Month by month, photo by photo I’m making progress with this daunting task, key-wording, culling, editing, retouching the tens of thousands of photographs we’ve accumulated. The collection goes back to old print photographs we scanned into Lightroom, continues through our years together in Sacrament and on into our years in Alaska which have been punctuated with travels elsewhere and a two-year span in Mongolia.
Usually I’ve drawn energy from this project as I revisit memories and track the progress we’ve made as photographers. My editing and retouching skills have dramatically improved, and that too has been satisfying. But there have been low periods as well. Recently I pitched a story to the editor of a magazine. He liked the draft I showed him and asked for more. I finished the piece, sent it in… and nothing. It’s as though I’ve been ghosted. Unpleasant.
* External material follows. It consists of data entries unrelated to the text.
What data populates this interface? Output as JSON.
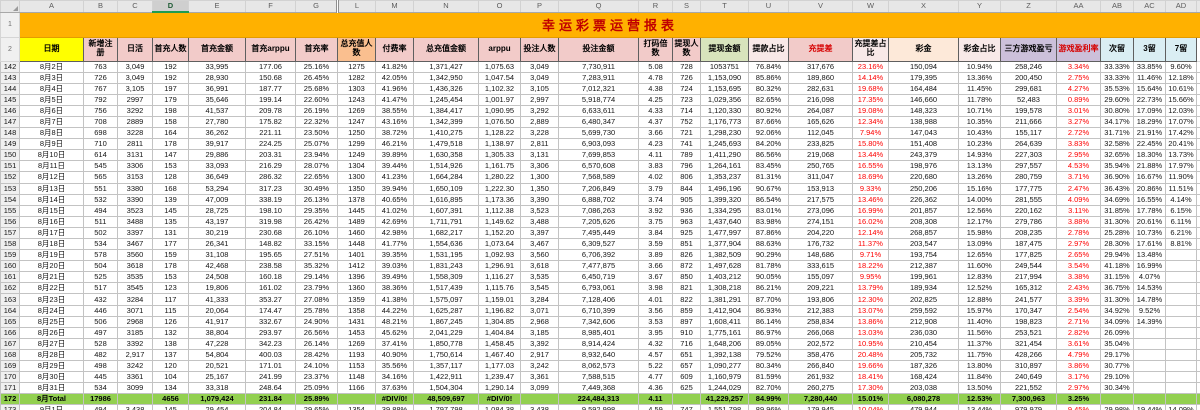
{
  "title": "幸运彩票运营报表",
  "column_letters": [
    "A",
    "B",
    "C",
    "D",
    "E",
    "F",
    "G",
    "L",
    "M",
    "N",
    "O",
    "P",
    "Q",
    "R",
    "S",
    "T",
    "U",
    "V",
    "W",
    "X",
    "Y",
    "Z",
    "AA",
    "AB",
    "AC",
    "AD"
  ],
  "selected_column_letter": "D",
  "hidden_columns_after": "G",
  "corner_row_numbers": [
    "1",
    "2"
  ],
  "headers": [
    "日期",
    "新增注册",
    "日活",
    "首充人数",
    "首充金额",
    "首充arppu",
    "首充率",
    "总充值人数",
    "付费率",
    "总充值金额",
    "arppu",
    "投注人数",
    "投注金额",
    "打码倍数",
    "提现人数",
    "提现金额",
    "提款占比",
    "充提差",
    "充提差占比",
    "彩金",
    "彩金占比",
    "三方游戏盈亏",
    "游戏盈利率",
    "次留",
    "3留",
    "7留"
  ],
  "header_styles": [
    "yellow",
    "pink",
    "pink",
    "pink",
    "pink",
    "pink",
    "pink",
    "orange",
    "pink",
    "pink",
    "pink",
    "pink",
    "pink",
    "pink",
    "pink",
    "green",
    "pinklight",
    "pinkred",
    "pinklight",
    "peach",
    "pinklight",
    "lav",
    "lavred",
    "blue",
    "blue",
    "blue"
  ],
  "red_value_columns": [
    18,
    22
  ],
  "rows": [
    {
      "num": "142",
      "cells": [
        "8月2日",
        "763",
        "3,049",
        "192",
        "33,995",
        "177.06",
        "25.16%",
        "1275",
        "41.82%",
        "1,371,427",
        "1,075.63",
        "3,049",
        "7,730,911",
        "5.08",
        "728",
        "1053751",
        "76.84%",
        "317,676",
        "23.16%",
        "150,094",
        "10.94%",
        "258,246",
        "3.34%",
        "33.33%",
        "33.85%",
        "9.60%"
      ]
    },
    {
      "num": "143",
      "cells": [
        "8月3日",
        "726",
        "3,049",
        "192",
        "28,930",
        "150.68",
        "26.45%",
        "1282",
        "42.05%",
        "1,342,950",
        "1,047.54",
        "3,049",
        "7,283,911",
        "4.78",
        "726",
        "1,153,090",
        "85.86%",
        "189,860",
        "14.14%",
        "179,395",
        "13.36%",
        "200,450",
        "2.75%",
        "33.33%",
        "11.46%",
        "12.18%"
      ]
    },
    {
      "num": "144",
      "cells": [
        "8月4日",
        "767",
        "3,105",
        "197",
        "36,991",
        "187.77",
        "25.68%",
        "1303",
        "41.96%",
        "1,436,326",
        "1,102.32",
        "3,105",
        "7,012,321",
        "4.38",
        "724",
        "1,153,695",
        "80.32%",
        "282,631",
        "19.68%",
        "164,484",
        "11.45%",
        "299,681",
        "4.27%",
        "35.53%",
        "15.64%",
        "10.61%"
      ]
    },
    {
      "num": "145",
      "cells": [
        "8月5日",
        "792",
        "2997",
        "179",
        "35,646",
        "199.14",
        "22.60%",
        "1243",
        "41.47%",
        "1,245,454",
        "1,001.97",
        "2,997",
        "5,918,774",
        "4.25",
        "723",
        "1,029,356",
        "82.65%",
        "216,098",
        "17.35%",
        "146,660",
        "11.78%",
        "52,483",
        "0.89%",
        "29.60%",
        "22.73%",
        "15.66%"
      ]
    },
    {
      "num": "146",
      "cells": [
        "8月6日",
        "756",
        "3292",
        "198",
        "41,537",
        "209.78",
        "26.19%",
        "1269",
        "38.55%",
        "1,384,417",
        "1,090.95",
        "3,292",
        "6,633,611",
        "4.33",
        "714",
        "1,120,330",
        "80.92%",
        "264,087",
        "19.08%",
        "148,323",
        "10.71%",
        "199,578",
        "3.01%",
        "30.80%",
        "17.09%",
        "12.03%"
      ]
    },
    {
      "num": "147",
      "cells": [
        "8月7日",
        "708",
        "2889",
        "158",
        "27,780",
        "175.82",
        "22.32%",
        "1247",
        "43.16%",
        "1,342,399",
        "1,076.50",
        "2,889",
        "6,480,347",
        "4.37",
        "752",
        "1,176,773",
        "87.66%",
        "165,626",
        "12.34%",
        "138,988",
        "10.35%",
        "211,666",
        "3.27%",
        "34.17%",
        "18.29%",
        "17.07%"
      ]
    },
    {
      "num": "148",
      "cells": [
        "8月8日",
        "698",
        "3228",
        "164",
        "36,262",
        "221.11",
        "23.50%",
        "1250",
        "38.72%",
        "1,410,275",
        "1,128.22",
        "3,228",
        "5,699,730",
        "3.66",
        "721",
        "1,298,230",
        "92.06%",
        "112,045",
        "7.94%",
        "147,043",
        "10.43%",
        "155,117",
        "2.72%",
        "31.71%",
        "21.91%",
        "17.42%"
      ]
    },
    {
      "num": "149",
      "cells": [
        "8月9日",
        "710",
        "2811",
        "178",
        "39,917",
        "224.25",
        "25.07%",
        "1299",
        "46.21%",
        "1,479,518",
        "1,138.97",
        "2,811",
        "6,903,093",
        "4.23",
        "741",
        "1,245,693",
        "84.20%",
        "233,825",
        "15.80%",
        "151,408",
        "10.23%",
        "264,639",
        "3.83%",
        "32.58%",
        "22.45%",
        "20.41%"
      ]
    },
    {
      "num": "150",
      "cells": [
        "8月10日",
        "614",
        "3131",
        "147",
        "29,886",
        "203.31",
        "23.94%",
        "1249",
        "39.89%",
        "1,630,358",
        "1,305.33",
        "3,131",
        "7,699,853",
        "4.11",
        "789",
        "1,411,290",
        "86.56%",
        "219,068",
        "13.44%",
        "243,379",
        "14.93%",
        "227,303",
        "2.95%",
        "32.65%",
        "18.30%",
        "13.73%"
      ]
    },
    {
      "num": "151",
      "cells": [
        "8月11日",
        "545",
        "3306",
        "153",
        "33,093",
        "216.29",
        "28.07%",
        "1304",
        "39.44%",
        "1,514,926",
        "1,161.75",
        "3,306",
        "6,570,608",
        "3.83",
        "796",
        "1,264,161",
        "83.45%",
        "250,765",
        "16.55%",
        "198,976",
        "13.13%",
        "297,557",
        "4.53%",
        "35.94%",
        "21.88%",
        "17.97%"
      ]
    },
    {
      "num": "152",
      "cells": [
        "8月12日",
        "565",
        "3153",
        "128",
        "36,649",
        "286.32",
        "22.65%",
        "1300",
        "41.23%",
        "1,664,284",
        "1,280.22",
        "1,300",
        "7,568,589",
        "4.02",
        "806",
        "1,353,237",
        "81.31%",
        "311,047",
        "18.69%",
        "220,680",
        "13.26%",
        "280,759",
        "3.71%",
        "36.90%",
        "16.67%",
        "11.90%"
      ]
    },
    {
      "num": "153",
      "cells": [
        "8月13日",
        "551",
        "3380",
        "168",
        "53,294",
        "317.23",
        "30.49%",
        "1350",
        "39.94%",
        "1,650,109",
        "1,222.30",
        "1,350",
        "7,206,849",
        "3.79",
        "844",
        "1,496,196",
        "90.67%",
        "153,913",
        "9.33%",
        "250,206",
        "15.16%",
        "177,775",
        "2.47%",
        "36.43%",
        "20.86%",
        "11.51%"
      ]
    },
    {
      "num": "154",
      "cells": [
        "8月14日",
        "532",
        "3390",
        "139",
        "47,009",
        "338.19",
        "26.13%",
        "1378",
        "40.65%",
        "1,616,895",
        "1,173.36",
        "3,390",
        "6,888,702",
        "3.74",
        "905",
        "1,399,320",
        "86.54%",
        "217,575",
        "13.46%",
        "226,362",
        "14.00%",
        "281,555",
        "4.09%",
        "34.69%",
        "16.55%",
        "4.14%"
      ]
    },
    {
      "num": "155",
      "cells": [
        "8月15日",
        "494",
        "3523",
        "145",
        "28,725",
        "198.10",
        "29.35%",
        "1445",
        "41.02%",
        "1,607,391",
        "1,112.38",
        "3,523",
        "7,086,263",
        "3.92",
        "936",
        "1,334,295",
        "83.01%",
        "273,096",
        "16.99%",
        "201,857",
        "12.56%",
        "220,162",
        "3.11%",
        "31.85%",
        "17.78%",
        "6.15%"
      ]
    },
    {
      "num": "156",
      "cells": [
        "8月16日",
        "511",
        "3488",
        "135",
        "43,197",
        "319.98",
        "26.42%",
        "1489",
        "42.69%",
        "1,711,791",
        "1,149.62",
        "3,488",
        "7,205,626",
        "3.75",
        "963",
        "1,437,640",
        "83.98%",
        "274,151",
        "16.02%",
        "208,308",
        "12.17%",
        "279,786",
        "3.88%",
        "31.30%",
        "20.61%",
        "6.11%"
      ]
    },
    {
      "num": "157",
      "cells": [
        "8月17日",
        "502",
        "3397",
        "131",
        "30,219",
        "230.68",
        "26.10%",
        "1460",
        "42.98%",
        "1,682,217",
        "1,152.20",
        "3,397",
        "7,495,449",
        "3.84",
        "925",
        "1,477,997",
        "87.86%",
        "204,220",
        "12.14%",
        "268,857",
        "15.98%",
        "208,235",
        "2.78%",
        "25.28%",
        "10.73%",
        "6.21%"
      ]
    },
    {
      "num": "158",
      "cells": [
        "8月18日",
        "534",
        "3467",
        "177",
        "26,341",
        "148.82",
        "33.15%",
        "1448",
        "41.77%",
        "1,554,636",
        "1,073.64",
        "3,467",
        "6,309,527",
        "3.59",
        "851",
        "1,377,904",
        "88.63%",
        "176,732",
        "11.37%",
        "203,547",
        "13.09%",
        "187,475",
        "2.97%",
        "28.30%",
        "17.61%",
        "8.81%"
      ]
    },
    {
      "num": "159",
      "cells": [
        "8月19日",
        "578",
        "3560",
        "159",
        "31,108",
        "195.65",
        "27.51%",
        "1401",
        "39.35%",
        "1,531,195",
        "1,092.93",
        "3,560",
        "6,706,392",
        "3.89",
        "826",
        "1,382,509",
        "90.29%",
        "148,686",
        "9.71%",
        "193,754",
        "12.65%",
        "177,825",
        "2.65%",
        "29.94%",
        "13.48%",
        ""
      ]
    },
    {
      "num": "160",
      "cells": [
        "8月20日",
        "504",
        "3618",
        "178",
        "42,468",
        "238.58",
        "35.32%",
        "1412",
        "39.03%",
        "1,831,243",
        "1,296.91",
        "3,618",
        "7,477,875",
        "3.66",
        "872",
        "1,497,628",
        "81.78%",
        "333,615",
        "18.22%",
        "212,387",
        "11.60%",
        "249,544",
        "3.54%",
        "41.18%",
        "16.99%",
        ""
      ]
    },
    {
      "num": "161",
      "cells": [
        "8月21日",
        "525",
        "3535",
        "153",
        "24,508",
        "160.18",
        "29.14%",
        "1396",
        "39.49%",
        "1,558,309",
        "1,116.27",
        "3,535",
        "6,450,719",
        "3.67",
        "850",
        "1,403,212",
        "90.05%",
        "155,097",
        "9.95%",
        "199,961",
        "12.83%",
        "217,994",
        "3.38%",
        "31.15%",
        "4.07%",
        ""
      ]
    },
    {
      "num": "162",
      "cells": [
        "8月22日",
        "517",
        "3545",
        "123",
        "19,806",
        "161.02",
        "23.79%",
        "1360",
        "38.36%",
        "1,517,439",
        "1,115.76",
        "3,545",
        "6,793,061",
        "3.98",
        "821",
        "1,308,218",
        "86.21%",
        "209,221",
        "13.79%",
        "189,934",
        "12.52%",
        "165,312",
        "2.43%",
        "36.75%",
        "14.53%",
        ""
      ]
    },
    {
      "num": "163",
      "cells": [
        "8月23日",
        "432",
        "3284",
        "117",
        "41,333",
        "353.27",
        "27.08%",
        "1359",
        "41.38%",
        "1,575,097",
        "1,159.01",
        "3,284",
        "7,128,406",
        "4.01",
        "822",
        "1,381,291",
        "87.70%",
        "193,806",
        "12.30%",
        "202,825",
        "12.88%",
        "241,577",
        "3.39%",
        "31.30%",
        "14.78%",
        ""
      ]
    },
    {
      "num": "164",
      "cells": [
        "8月24日",
        "446",
        "3071",
        "115",
        "20,064",
        "174.47",
        "25.78%",
        "1358",
        "44.22%",
        "1,625,287",
        "1,196.82",
        "3,071",
        "6,710,399",
        "3.56",
        "859",
        "1,412,904",
        "86.93%",
        "212,383",
        "13.07%",
        "259,592",
        "15.97%",
        "170,347",
        "2.54%",
        "34.92%",
        "9.52%",
        ""
      ]
    },
    {
      "num": "165",
      "cells": [
        "8月25日",
        "506",
        "2968",
        "126",
        "41,917",
        "332.67",
        "24.90%",
        "1431",
        "48.21%",
        "1,867,245",
        "1,304.85",
        "2,968",
        "7,342,606",
        "3.53",
        "897",
        "1,608,411",
        "86.14%",
        "258,834",
        "13.86%",
        "212,908",
        "11.40%",
        "198,823",
        "2.71%",
        "34.09%",
        "14.39%",
        ""
      ]
    },
    {
      "num": "166",
      "cells": [
        "8月26日",
        "497",
        "3185",
        "132",
        "38,804",
        "293.97",
        "26.56%",
        "1453",
        "45.62%",
        "2,041,229",
        "1,404.84",
        "3,185",
        "8,985,401",
        "3.95",
        "910",
        "1,775,161",
        "86.97%",
        "266,068",
        "13.03%",
        "236,030",
        "11.56%",
        "253,521",
        "2.82%",
        "26.09%",
        "",
        ""
      ]
    },
    {
      "num": "167",
      "cells": [
        "8月27日",
        "528",
        "3392",
        "138",
        "47,228",
        "342.23",
        "26.14%",
        "1269",
        "37.41%",
        "1,850,778",
        "1,458.45",
        "3,392",
        "8,914,424",
        "4.32",
        "716",
        "1,648,206",
        "89.05%",
        "202,572",
        "10.95%",
        "210,454",
        "11.37%",
        "321,454",
        "3.61%",
        "35.04%",
        "",
        ""
      ]
    },
    {
      "num": "168",
      "cells": [
        "8月28日",
        "482",
        "2,917",
        "137",
        "54,804",
        "400.03",
        "28.42%",
        "1193",
        "40.90%",
        "1,750,614",
        "1,467.40",
        "2,917",
        "8,932,640",
        "4.57",
        "651",
        "1,392,138",
        "79.52%",
        "358,476",
        "20.48%",
        "205,732",
        "11.75%",
        "428,266",
        "4.79%",
        "29.17%",
        "",
        ""
      ]
    },
    {
      "num": "169",
      "cells": [
        "8月29日",
        "498",
        "3242",
        "120",
        "20,521",
        "171.01",
        "24.10%",
        "1153",
        "35.56%",
        "1,357,117",
        "1,177.03",
        "3,242",
        "8,062,573",
        "5.22",
        "657",
        "1,090,277",
        "80.34%",
        "266,840",
        "19.66%",
        "187,326",
        "13.80%",
        "310,897",
        "3.86%",
        "30.77%",
        "",
        ""
      ]
    },
    {
      "num": "170",
      "cells": [
        "8月30日",
        "445",
        "3361",
        "104",
        "25,167",
        "241.99",
        "23.37%",
        "1148",
        "34.16%",
        "1,422,911",
        "1,239.47",
        "3,361",
        "7,588,515",
        "4.77",
        "609",
        "1,160,979",
        "81.59%",
        "261,932",
        "18.41%",
        "168,424",
        "11.84%",
        "240,649",
        "3.17%",
        "29.10%",
        "",
        ""
      ]
    },
    {
      "num": "171",
      "cells": [
        "8月31日",
        "534",
        "3099",
        "134",
        "33,318",
        "248.64",
        "25.09%",
        "1166",
        "37.63%",
        "1,504,304",
        "1,290.14",
        "3,099",
        "7,449,368",
        "4.36",
        "625",
        "1,244,029",
        "82.70%",
        "260,275",
        "17.30%",
        "203,038",
        "13.50%",
        "221,552",
        "2.97%",
        "30.34%",
        "",
        ""
      ]
    }
  ],
  "total_row": {
    "num": "172",
    "cells": [
      "8月Total",
      "17986",
      "",
      "4656",
      "1,079,424",
      "231.84",
      "25.89%",
      "",
      "#DIV/0!",
      "48,509,697",
      "#DIV/0!",
      "",
      "224,484,313",
      "4.11",
      "",
      "41,229,257",
      "84.99%",
      "7,280,440",
      "15.01%",
      "6,080,278",
      "12.53%",
      "7,300,963",
      "3.25%",
      "",
      "",
      ""
    ]
  },
  "partial_row": {
    "num": "173",
    "cells": [
      "9月1日",
      "494",
      "3,438",
      "145",
      "29,454",
      "204.84",
      "29.65%",
      "1354",
      "39.88%",
      "1,797,798",
      "1,084.38",
      "3,438",
      "9,592,998",
      "4.59",
      "747",
      "1,551,798",
      "89.96%",
      "179,945",
      "10.04%",
      "479,944",
      "13.44%",
      "979,979",
      "9.45%",
      "29.98%",
      "19.44%",
      "14.09%"
    ]
  },
  "colors": {
    "title_bg": "#ffb100",
    "title_text": "#c00000",
    "header_pink": "#f2cbc9",
    "header_yellow": "#ffff00",
    "header_orange": "#fabf8f",
    "header_green": "#d8e4bc",
    "header_peach": "#fde9d9",
    "header_lavender": "#ccc0da",
    "header_blue": "#daeef3",
    "total_row_green": "#92d050",
    "negative_highlight_text": "#fe0000",
    "selected_column_underline": "#1e9c50"
  }
}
And so I find myself revisiting old questions. Have I lost the touch? Usually editors are enthusiastic about my work. Does “lost the touch” really mean “gotten too old?” Which leads to a downward spiral into the really big question I find hanging over my head at times: What if nothing ever comes of all this? What if this late-in-life push is, ultimately, pointless?
Things can get dark. But, are you enjoying your life? Barbra asks, trying to be helpful and cheering. The answer to her question is (on most days) an unequivocal Yes. And yet… and yet…
Faith in the past as an indicator tells me this moment of doubt will pass. That same past tells me that the only way to know is to keep moving forward. I suppose I could construct a metaphor about moons waning, disappearing… and then finding themselves again and waxing into fullness.